FIG. 9 is a view showing the Z-axis of the all-color LED lamp of FIG.
It is sectional drawing along the Z line.

[Explanation of symbols]

 10, 20, 30 All-color light emitting LED lamp 11R Red LED chip 11G Green LED chip 11B Blue LED chip 12 Lead frame (lead) 15 Resin mold (enclosure) 16 Lens 21 Common lead frame (lead) 22 Individual lead frame (Lead) 31 Base (outer body) 32 Lead frame (lead) 33 Reflector (outer body) 34 Resin mold (outer body) 100 Display device 100a Unit dot

Claims (2)

[Claims] 1. A red light emitting diode chip that emits red light, a green light emitting diode chip that emits green light, and a blue light emitting diode chip that emits blue light, which are arranged in a substantially equilateral triangular shape at equal intervals in plan view.
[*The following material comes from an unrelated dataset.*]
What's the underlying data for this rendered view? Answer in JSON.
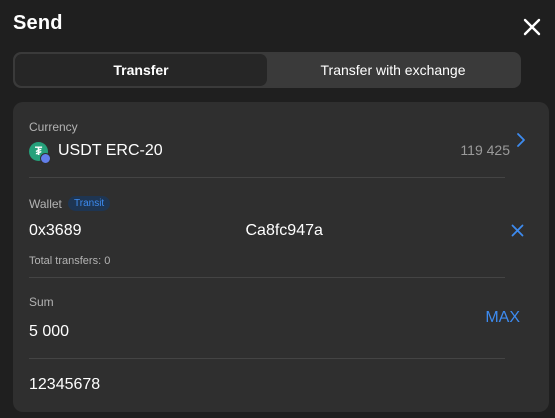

A lead electrically connected to each of the three light emitting diode chips; and an outer shape formed in a substantially equilateral triangular prism shape corresponding to the arrangement of the three light emitting diode chips. And an outer enclosure surrounding and protecting the periphery of the light emitting diode, and wherein each of the light emitting diode chips is arranged near each corner of the outer enclosure. Color light emitting diode lamp. 2. A display device comprising a plurality of all-color light emitting diode lamps according to claim 1, wherein six all-color light emitting diode lamps are annularly arranged. The six full-color light-emitting diode lamps, which substantially consist of a set of unit dots having a substantially regular hexagonal shape, forming the unit dots, in a state where the side surfaces of the enclosure are in contact with each other, and A display device, wherein one of the all-color light emitting diode lamps adjacent to each other is arranged in an annular shape in a relationship rotated by 180 degrees relative to the other.